Piccoli commenti..grandi contenuti PDF Stampa E-mail
Scritto da Il Webmaster   
Domenica 16 Novembre 2008 15:48


Tratto da Risorse Avventiste

Ricerca effettuata dal Riformatore

 

 

Il popolo rispose: «Serviremo il Signore, nostro Dio, e ubbidiremo alla sua parola».”
Giosuè 24:24

Gli anni trascorsero lentamente e gli israeliti si insediarono nella terra promessa. L'esercito si era sciolto e nessuno parlava più della distruzione di qualche luogo ancora in possesso dei nemici.
Giosuè, anche se vecchio e stanco, desiderava comunque fare in modo che il popolo non dimenticasse mai il suo impegno nei confronti dell'Eterno. Non voleva che gli ebrei abbandonassero il vero Dio e si mettessero ad adorare gli idoli del paese.
C'era comunque un pericolo: Satana cerca sempre di far credere ai figli di Dio che dal momento che appartengono all'Eterno possono continuare a vivere nel peccato. Giosuè conosceva questo rischio e desiderava fare il possibile per rivelarlo al popolo prima della sua morte. Ecco perché convocò una grande assemblea di anziani e capi di tutte le tribù a Sichem.
Era ìl luogo ideale per un simile incontro. Questa città non soltanto si trovava al centro della Palestina ma da vari punti di vista ricordava la presenza di Dio. Proprio là, per la prima volta, Abramo aveva piantato la sua tenda nella terra promessa. Sempre là Giacobbe, ritornando dal lungo esilio, incontrò Dio che gli rinnovò le sue promesse. Il corpo di Giuseppe, molto tempo dopo la sua morte, era stato portato via dall'Egitto e sepolto in quella zona.
Sichem si trovava in una valle fra i monti Ebal e Garizim. Gli ebrei vi erano giunti dopo aver attraversato il Giordano ed essersi impegnati a servire Dio. Giosuè chiese che l'arca venisse portata lì per fare sentire al popolo la presenza di Dio. Egli sapeva che, segretamente, alcuni israeliti praticavano varie forme di idolatria e desiderava aiutarli.
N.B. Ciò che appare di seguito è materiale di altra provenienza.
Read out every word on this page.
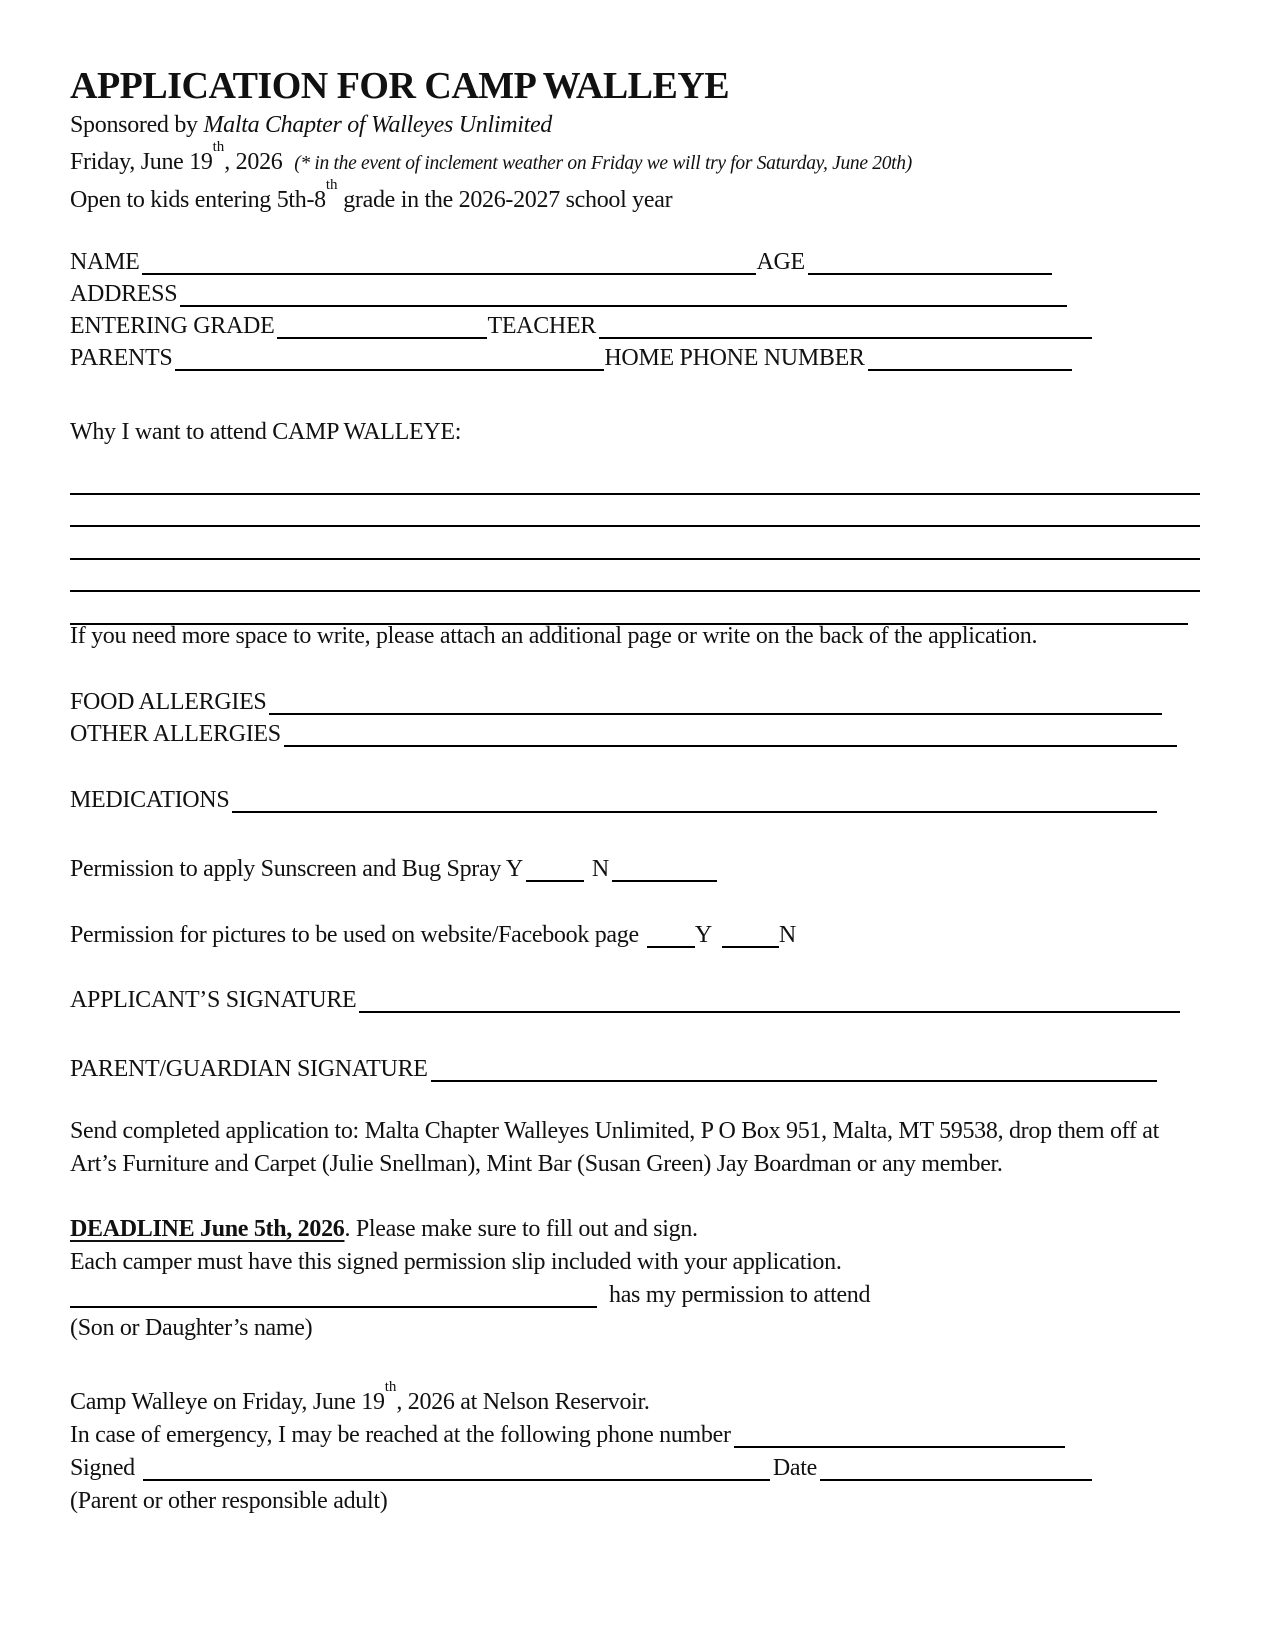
APPLICATION FOR CAMP WALLEYE

Sponsored by Malta Chapter of Walleyes Unlimited

Friday, June 19th, 2026 (* in the event of inclement weather on Friday we will try for Saturday, June 20th)

Open to kids entering 5th-8th grade in the 2026-2027 school year

NAME	AGE
ADDRESS
ENTERING GRADE	TEACHER
PARENTS	HOME PHONE NUMBER

Why I want to attend CAMP WALLEYE:

If you need more space to write, please attach an additional page or write on the back of the application.

FOOD ALLERGIES
OTHER ALLERGIES
MEDICATIONS
Permission to apply Sunscreen and Bug Spray Y	N
Permission for pictures to be used on website/Facebook page Y	N
APPLICANT’S SIGNATURE
PARENT/GUARDIAN SIGNATURE

Send completed application to: Malta Chapter Walleyes Unlimited, P O Box 951, Malta, MT 59538, drop them off at Art’s Furniture and Carpet (Julie Snellman), Mint Bar (Susan Green) Jay Boardman or any member.

DEADLINE June 5th, 2026. Please make sure to fill out and sign.

Each camper must have this signed permission slip included with your application.

has my permission to attend

(Son or Daughter’s name)

Camp Walleye on Friday, June 19th, 2026 at Nelson Reservoir.

In case of emergency, I may be reached at the following phone number
Signed	Date

(Parent or other responsible adult)
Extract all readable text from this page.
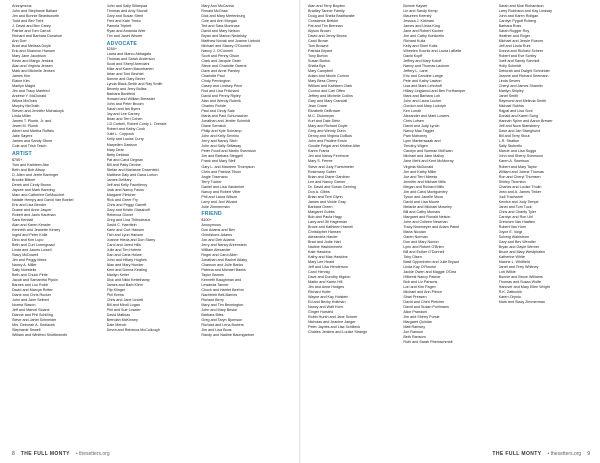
Anonymous
John and Stephanie Ballard
Jim and Bonnie Beardsworth
Todd and Bev Tiehl
J. David and Bev Carey
Patrice and Tom Carroll
Richard and Barbara Donahue
Ann Dorr
Brad and Melissa Doyle
Eric and Shannon Hansen
Mary Jane Jacobson
Kevin and Margo Jenkins
Alan and Virginia Jensen
Mark and Michelle Jensen
James Kim
Elaine Kim
Marilyn Magid
Jim and Tracy Manfred
Andrew Y. McDonald
Wilma McGraw
Murphy McGrath
Steven and Jennifer Michalczyk
Linda Miller
James T. Plumb, Jr. and
Jewel M. Plumb
Albert and Martha Ruffalo
Jake Sayers
James and Sandy Stone
Cole and Trish Tesch
ARTIST
$750+
Tom and Kathleen Abe
Beth and Bob Allsop
D. Allen and Jerrie Barringer
Brooke Bittner
Derek and Cindy Brown
Jaycee and Mark Banning
Marc and Catherine DeMouchet
Natalie Hempy and David Van Boekel
Eric and Lisa Bender
Duane and Anne Jasper
Robert and Janis Kaufman
Sara Kendall
Alan and Karen Kessler
Kenneth and Jeanette Kinsey
Ingrid and Peter Kollé
Dino and Kim Lupo
Beth and Curt Lorengraad
Linda and James Lowell
Stacy McDowell
Jim and Peggy Meek
Nancy A. Miller
Sally Noestelle
Beth and Chuck Pirtle
Jacob and Samantha Pipkin
Barnes and Lou Robb
David and Marcya Rotter
Diane and Chris Rucker
John and Jane Seibert
Norma Siason
Jeff and Marvel Sloane
Dianne and Phil Schilling
Steve and Janet Schneider
Mrs. Deborah A. Sedlacek
Stephanie Sewell
William and Winifred Shuttleworth
John and Sally Sillanpaa
Thomas and Amy Stovall
Gary and Susan Streit
Fred and Kate Timko
Pamela Triplett
Ryan and Amanda Weir
Tim and Janet Wisner
ADVOCATE
$250+
Laura and Marco Abbagato
Thomas and Sarah Anderson
Scott and Sheryl Arendahl
Mike and Karen Baumbarten
Arlan and Toni Bechtel
Bonnie and Gary Bever
Lynda Black-Smith and Ray Smith
Beverly and Jerry Bollas
Barbara Bonifield
Howard and William Brewster
John and Peter Broom
Sarah and Ian Byers
Jay and Lee Carney
Brian and Terri Cohen
J.D.Corbell, Robert Cordy L. Dressie
Robert and Kathy Cook
Julie L. Coppock
Kelly and Louise Curry
Maryellen Dawson
Mary Dear
Betty Debban
Pat and Carol Degnan
Bill and Patty Devine
Stefan and Marianne Dosenfeld
Matthew Daly and Dana Lorton
James DeMary
Jeff and Kelly Fauntleroy
Jack and Nancy Fauss
Margaret Fletcher
Rick and Greer Fry
Chris and Peggy Garrett
Gary and Kristin Glasshoff
Rebecca Glover
Greg and Lina Thibodeaux
David C. Haertlein
Karie and Curt Hansen
Tich and Lynn Hanson
Joanne Hieda and Don Starry
Carol and Jared Hills
Julie and Tim Hoferle
Dan and Carla Holwe
John and Hillary Hughes
Alan and Mary Hunder
Kent and Donna Keating
Marilyn Keller
Dick and Nikki Kettelhamp
James and Barb Klein
Flip Klinger
Phil Kreba
Chris and Jane Lindell
Bill and Mindi Logan
Phil and Sue Lowder
David Mathias
Brendan McKinney
Dale Mench
Devra and Rebecca McCullough
Mary Ann McCanna
Ronald McGraw
Dick and Mary Mertenburg
Cole and Ann Morgan
Ted and Sara Montrose
David and Mary Nelson
Bryan and Marion Nedelsky
Matthew Novak and Joanne Liebold
Michael and Stacey O'Donnell
Nancy J. O'Connell
Scott and Penny Olson
Clark and Jacquie Oster
Steve and Charlotte Owens
Dave and Anne Parsley
Charlotte Paul
Cindy Pennington
Casey and Lindsey Price
Rod and Lisa Pritchard
David and Penny Ripley
Alan and Wendy Rubnik
Charles Rohde
Paul and Cindy Sale
Maria and Paul Schumacher
Jonathan and Jenifer Schmidt
Diane Semsick
Philip and Kyle Schramp
John and Kelly Sevrino
Jerry and Nancy Sitch
John and Sally Stillaway
Peter Foodl and Martin Svensson
Jim and Barbara Steggell
Frank and Mary Stell
Gary L. and Maureen Thompson
Chris and Patricia Tilson
Angie Tosenano
Terry Tucker
Daniel and Lisa Vanderlee
Nancy and Robert Vitter
Phil and Laura Wilson
Larry and Joni Wizard
Julie Zimmerman
FRIEND
$100+
Anonymous
Don Adams and Bev
Grindstone-Adams
Jon and Deb Adams
Jerry and Nancy Ahrenstein
William Alexander
Roger and Carol Allen
Jonathan and Rachel Allaby
Chanson and Julie Banks
Patricia and Michael Banks
Taylor Barnes
Kenneth Baughman and
Lewanda Tanner
Chuck and Harriet Beehm
Nachtrieb Bell-Barnes
Richard Berry
Mary and Tim Bennington
John and Mary Beske
Barbara Biles
Greg and Taryn Bjornson
Richard and Lena Bowers
Jim and Lisa Boos
Randy and Nadine Baumgartner
8 THE FULL MONTY • thesetters.org
Alan and Terry Boyden
Bradley Tanner Family
Doug and Sheila Braithwaite
Constance Brekke
Pat and Tim Brennan
Alyson Brown
David and Jenny Brown
Carol Brown
Tom Browne
Patricia Bryant
Tony Burton
Susan Burton
Sheila Bys
Mary Campbell
Adam and Nicole Connor
Mary Bess Cherry
William and Kathleen Clark
Connor and Carl Offen
Jeffrey and Michelle Collins
Gary and Mary Crandall
Jean Crane
Elizabeth DeBrower
M.C. Dickmeyer
Kurt and Dale Dietz
Mary and Richard Doyle
Greg and Wendy Dunn
Denny and Virginia DuBois
John and Pauline Erwin
Goodie Felgar and Kristine Alter
Karen Frantz
Jim and Nancy Fenimore
Mary S. Ferree
Steve and Judy Fuersimeler
Rosemary Gaber
Brian and Diane Gardiner
Lee and Nancy Garner
Dr. David and Susan Gehring
Don A. Gibbs
Brian and Terri Glynn
James and Vickie Gray
Barbara Green
Margaret Gubbs
Bob and Paula Hagy
Larry and Jill Hagerman
Bruce and Kathleen Hamell
Christopher Hansen
Alexandria Harder
Brad and Jodie Hart
Nadine Hashimmerie
Kate Hawkins
Kathy and Max Hawkins
Mary Lee Heald
Jeff and Lisa Henderson
Carol Hennig
Dave and Dorothy Higdon
Martin and Karen Hill
Jim and Anne Hodges
Richard Hofer
Wayne and Kay Holstein
Ed and Becky Holtman
Nancy and Walt Horn
Ginger Hursted
Robin Hursh and Jane Scheer
Nicholas and Jeanine Jaeger
Peter Jaynes and Lisa Schilleck
Charles Jenkins and Louise Strange
Bonnie Kayser
Lin and Sandy Kemp
Maureen Keeney
Jessica J. Kirkham
James and Linda King
Jane and Robert Kocher
Jim and Cathy Konikrelis
Richard Kulla
Kelly and Sheri Kolts
Wheelen Koontz and Laura LaBelle
David Kopff
Jeffrey and Mary Kotoff
Nancy and Thomas Lackner
Jeffery L. Lane
Eric and Caroline Lange
Pete and Kathy Lawton
Lisa and Mark Lehnhoff
Hillary Lingwood and Ben Forthamper
Mark and Barbara Loh
John and Laura Lucher
Gordon and Mary Ludolph
Ken Lundh
Alexander and Mark Lowers
Chris Lufsen
David and Judy Lynch
Nancy Mac Tagget
Pam Mahoney
Lynn Mantenwaab and
Timothy Wigen
Carolyn and Norman McEwan
Michael and Jane Malloy
Jane Mehl and Kent McMurray
Virginia McDonald
Jim and Kathy Miller
Joe and Terri Mieeks
Jennifer and Michael Mills
Megan and Richard Mills
Jim and Carol Montgomery
Tyson and Janelle Moos
David and Lisa Moore
Melanie and Michael Moseley
Bill and Cathy Mumaw
Margaret and Ronald Nelson
John and Colleen Newman
Tracy Newmeyer and Adam Pabst
Marla Nicolan
Garen Norman
Don and Mary Norton
Lynn and Robert O'Brien
Bill and Esther O'Donnell
Toby Olsen
Basil Oppenheim and Julie Bryant
Linda Kay O'Rourke
Jackie Owen and Maggie O'Dea
Hillcrest Nancy Palmer
Bob and Liz Parsons
Lori and Kim Pagen
Michael and Ann Pierce
Shari Pressen
David and Cheri Pletcher
David and Susan Pohlmann
Alice Prandoni
Jim and Sherry Pursle
Margaret Quinlan
Matt Ramsey
Jon Ranson
Beth Ransom
Ruth and Sarah Rheinschmidt
Sarah and Moe Richardson
Larry Robinson and Kay Lindsay
John and Karen Rollgan
Carolyn Pygott Roberg
Barbara Ross
Sarah Rugger Roy
Heather and Roger
Michael and Jessie Rueum
Jeff and Linda Ruhl
Donna and Richard Scheer
Robert and Eve Schley
Joelt and Sandy Schmidt
Holly Schmidt
Deborah and Dwight Schneider
Jeanne and Richard Seemann
Linda Severs
Cheryl and James Shamlin
Marilyn Shipley
Janet Smith
Raymond and Melinda Smith
Michael Sokhia
Rajpal and Lisa Soni
Donald and Karen Song
Hannah Spinn and Aaron Brewer
Jeff and Nora Stansberry
Dave and Jan Stanghund
Bill and Terry Stout
L.R. Stratton
Sally Stubrello
Marcie and Lisa Suggs
John and Sherry Svensson
Karen A. Swenson
Robert and Mary Taylor
William and Jolene Thomas
Ron and Cheryl Thomsen
Shirley Thornton
Charles and Louise Thulin
Jean and A. James Tinker
Jodi Tracharne
Kendra and Judy Tempe
Janet and Tom Tuck
Chris and Charity Tyler
Carolyn and Ron Uhl
Gretchen Van Haaften
Robert Van Horn
Joyce E. Voigt
Solveig Wahlstrom
Gary and Bev Wendler
Bryan and Gayle Werner
Bruce and Mary Westphalen
Katherine White
Maxine L. Whitfield
Janet and Terry Whitney
Lori Wilkie
Bonnie and Bruce Williams
Thomas and Susan Wolfe
Hanover and Mary Ellen Wright
R.K. Zattuchik
Karen Zirpolo
Mark and Stacy Zimmerman
THE FULL MONTY • thesetters.org 9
Dio doveva essere onorato per amore. Adorare Dio per interesse o per paura della punizione non ha senso.
Rivolgendosi al suo popolo Giosuè cercò di indicare le differenze fondamentali che esistono fra il vero Dio e gli idoli.
Fu in occasione di questo discorso che pronunciò le parole contenute nel brano biblico di oggi. II Signore ci aiuti a compiere la stessa scelta di Giosuè.

Isaia 44:13 Il falegname stende la sua corda, disegna l'idolo con la matita, lo lavora con lo scalpello, lo misura con il compasso, ne fa una figura umana, una bella forma d'uomo, perché abiti una casa (chiesa)... ne scolpisce un'immagine, davanti alla quale si inginocchia... gli si prostra davanti, lo adora, lo prega e gli dice: «Salvami, perché tu sei il mio dio!»


DIO DICE...


Esodo 20:4 Non farti scultura, né immagine alcuna delle cose che sono lassù nel cielo o quaggiù sulla terra o nelle acque sotto la terra. Non ti prostrare davanti a loro e non li servire, perché io, il Signore, il tuo Dio, sono un Dio geloso; punisco l'iniquità dei padri sui figli fino alla terza e alla quarta generazione di quelli che mi odiano...


Isaia 45:5 Io sono il Signore, e non ce n'è alcun altro; fuori di me non c'è altro Dio! Io ti ho preparato, sebbene non mi conoscessi, perché da oriente a occidente si riconosca che non c'è altro Dio fuori di me.
Io sono il Signore, e non ce n'è alcun altro.